The Government's capital spending programme is now in tatters. The €5bn Metro underground rail link to the airport is likely to be deferred, as is further expansion of Luas lines. The €2.5bn underground Dart rail link between Heuston Station and Connolly will also be mothballed. However, the relative success of the Public Private Partnership scheme for construction of infrastructure is likely to see any projects built and operated by private contractors.
The Government is also certain to press the button on the disposal of State assets. Economist Colm McCarthy's report on potential sales of ESB, ESB International, RTE's transmission service, Bord Gais and Coillte is likely to provide the framework for this asset-disposal programme. Most semi-states have provided detailed information to the McCarthy review group which is expected to make recommendations shortly. However, pension fund deficits at some semi-states remain a major hurdle to a sell-off.
The Government's 25 per cent stake in €560m-valued Aer Lingus will also be sold off, subject to assurances on the number of landing slots at Heathrow. Aer Lingus's share price has doubled in the last year, valuing the State's shares at €141m.
Efforts to find outside funding sources will also be accelerated. In recent weeks, sovereign wealth funds of Norway and Qatar have expressed interest in buying government debt from the peripheral European countries. Last week, the Qatar Investment Authority signed a deal with Greece, which could see the oil-rich Gulf state invest up to $5bn in infrastructure, real estate, tourism and banking projects.
Meetings between the Taoiseach and senior Chinese diplomat Li Changchun last week may see the vast Chinese sovereign wealth fund, China Investment Corporation, approached as an investment partner. The Chinese have already indicated that they will help fund part of a new development in UCD.

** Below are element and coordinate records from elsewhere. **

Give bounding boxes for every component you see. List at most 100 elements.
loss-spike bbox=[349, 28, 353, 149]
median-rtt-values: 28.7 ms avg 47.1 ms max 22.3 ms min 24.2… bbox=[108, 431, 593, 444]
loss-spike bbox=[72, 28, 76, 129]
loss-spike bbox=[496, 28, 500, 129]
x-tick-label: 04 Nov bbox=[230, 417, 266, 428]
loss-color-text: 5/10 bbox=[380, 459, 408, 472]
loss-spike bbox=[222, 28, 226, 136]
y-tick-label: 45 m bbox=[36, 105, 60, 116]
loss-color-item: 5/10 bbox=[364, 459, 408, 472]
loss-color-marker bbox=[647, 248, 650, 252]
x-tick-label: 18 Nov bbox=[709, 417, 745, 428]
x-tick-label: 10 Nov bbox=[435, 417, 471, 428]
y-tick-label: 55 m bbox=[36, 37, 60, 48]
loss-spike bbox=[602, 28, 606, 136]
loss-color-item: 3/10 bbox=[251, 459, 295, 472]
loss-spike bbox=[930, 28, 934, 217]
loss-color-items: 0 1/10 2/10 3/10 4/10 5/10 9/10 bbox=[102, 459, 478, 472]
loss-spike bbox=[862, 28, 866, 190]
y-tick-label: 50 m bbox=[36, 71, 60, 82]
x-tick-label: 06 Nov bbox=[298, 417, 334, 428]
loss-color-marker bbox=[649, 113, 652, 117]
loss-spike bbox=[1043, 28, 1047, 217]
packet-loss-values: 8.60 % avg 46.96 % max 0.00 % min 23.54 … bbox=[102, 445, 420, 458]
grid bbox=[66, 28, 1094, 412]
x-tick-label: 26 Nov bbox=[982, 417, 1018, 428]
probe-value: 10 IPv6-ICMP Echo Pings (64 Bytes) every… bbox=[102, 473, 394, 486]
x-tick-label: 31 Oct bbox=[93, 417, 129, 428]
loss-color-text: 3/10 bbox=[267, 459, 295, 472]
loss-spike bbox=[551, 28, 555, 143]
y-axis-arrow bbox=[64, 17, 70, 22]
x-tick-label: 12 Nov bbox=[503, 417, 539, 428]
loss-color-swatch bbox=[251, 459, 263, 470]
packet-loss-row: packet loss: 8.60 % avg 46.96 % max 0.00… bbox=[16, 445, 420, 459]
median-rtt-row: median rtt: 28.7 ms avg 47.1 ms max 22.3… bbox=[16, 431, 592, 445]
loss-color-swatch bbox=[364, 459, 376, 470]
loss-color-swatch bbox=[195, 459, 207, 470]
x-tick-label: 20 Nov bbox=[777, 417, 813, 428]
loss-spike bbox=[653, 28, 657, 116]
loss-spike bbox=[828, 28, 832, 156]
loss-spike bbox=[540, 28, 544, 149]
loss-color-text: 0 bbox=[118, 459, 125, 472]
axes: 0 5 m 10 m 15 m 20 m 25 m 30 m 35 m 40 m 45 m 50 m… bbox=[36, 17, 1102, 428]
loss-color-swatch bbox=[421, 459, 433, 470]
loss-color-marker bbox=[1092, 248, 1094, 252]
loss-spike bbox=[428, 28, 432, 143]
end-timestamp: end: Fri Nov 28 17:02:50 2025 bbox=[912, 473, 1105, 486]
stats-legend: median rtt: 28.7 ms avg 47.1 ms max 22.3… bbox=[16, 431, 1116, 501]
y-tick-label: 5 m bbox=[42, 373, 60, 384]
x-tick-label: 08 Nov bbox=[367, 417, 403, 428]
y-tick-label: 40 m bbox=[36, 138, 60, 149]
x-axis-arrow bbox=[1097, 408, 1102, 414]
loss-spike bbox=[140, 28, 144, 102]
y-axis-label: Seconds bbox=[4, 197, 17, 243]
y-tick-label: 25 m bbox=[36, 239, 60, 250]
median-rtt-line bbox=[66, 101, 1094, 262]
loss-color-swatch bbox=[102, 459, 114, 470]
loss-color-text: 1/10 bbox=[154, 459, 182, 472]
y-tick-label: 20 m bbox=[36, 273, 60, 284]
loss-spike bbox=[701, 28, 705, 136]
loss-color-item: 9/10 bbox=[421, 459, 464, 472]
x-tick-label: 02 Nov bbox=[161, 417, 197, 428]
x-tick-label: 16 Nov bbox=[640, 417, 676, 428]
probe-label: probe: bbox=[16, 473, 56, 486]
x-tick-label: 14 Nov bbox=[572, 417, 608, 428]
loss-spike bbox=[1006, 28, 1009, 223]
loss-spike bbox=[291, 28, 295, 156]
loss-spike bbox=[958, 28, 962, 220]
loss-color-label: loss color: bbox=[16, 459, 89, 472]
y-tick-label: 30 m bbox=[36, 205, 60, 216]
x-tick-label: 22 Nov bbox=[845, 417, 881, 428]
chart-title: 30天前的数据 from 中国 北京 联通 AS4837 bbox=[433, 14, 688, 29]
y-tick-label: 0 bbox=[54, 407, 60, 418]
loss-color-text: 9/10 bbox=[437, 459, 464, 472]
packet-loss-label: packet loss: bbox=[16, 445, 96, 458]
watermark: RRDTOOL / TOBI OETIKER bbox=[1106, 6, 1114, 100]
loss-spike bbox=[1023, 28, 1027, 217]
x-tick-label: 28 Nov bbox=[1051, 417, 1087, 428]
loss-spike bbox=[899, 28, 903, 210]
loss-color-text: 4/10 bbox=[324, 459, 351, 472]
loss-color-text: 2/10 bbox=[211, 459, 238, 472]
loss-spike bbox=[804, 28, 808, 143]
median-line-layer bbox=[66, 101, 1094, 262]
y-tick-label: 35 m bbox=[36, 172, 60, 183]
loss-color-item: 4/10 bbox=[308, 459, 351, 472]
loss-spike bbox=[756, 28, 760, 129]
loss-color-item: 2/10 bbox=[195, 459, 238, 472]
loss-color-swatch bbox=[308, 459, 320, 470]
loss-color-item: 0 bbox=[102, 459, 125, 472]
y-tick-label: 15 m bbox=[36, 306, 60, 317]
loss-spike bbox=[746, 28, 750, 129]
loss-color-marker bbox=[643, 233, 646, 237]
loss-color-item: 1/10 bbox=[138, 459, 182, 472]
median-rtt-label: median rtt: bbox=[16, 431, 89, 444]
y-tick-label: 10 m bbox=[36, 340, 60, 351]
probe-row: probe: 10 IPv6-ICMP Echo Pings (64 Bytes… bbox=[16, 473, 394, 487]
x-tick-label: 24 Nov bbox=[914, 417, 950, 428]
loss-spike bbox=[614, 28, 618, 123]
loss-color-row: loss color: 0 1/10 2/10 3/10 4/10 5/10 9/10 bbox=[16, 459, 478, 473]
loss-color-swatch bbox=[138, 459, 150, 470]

The four-year programme is being written with an eye not only on the European Commission but also on the bond markets where the Irish economy is being monitored on an hourly basis. The plan will map out the Government's strategy for returning the national deficit to less than 3 per cent of Gross National Product (the value in monetary terms of the goods and services produced by the economy) before 2014.
Any slippage in the economic programme targeting a reduction in the nation's yawning €20bn deficit is likely to send the cost of borrowing higher, adding further annual interest payments to the nation's burden.
Last week the interest rate paid on Irish bonds hovered around all-time highs although it dipped following the announcement of a final figure for bailing out the banks.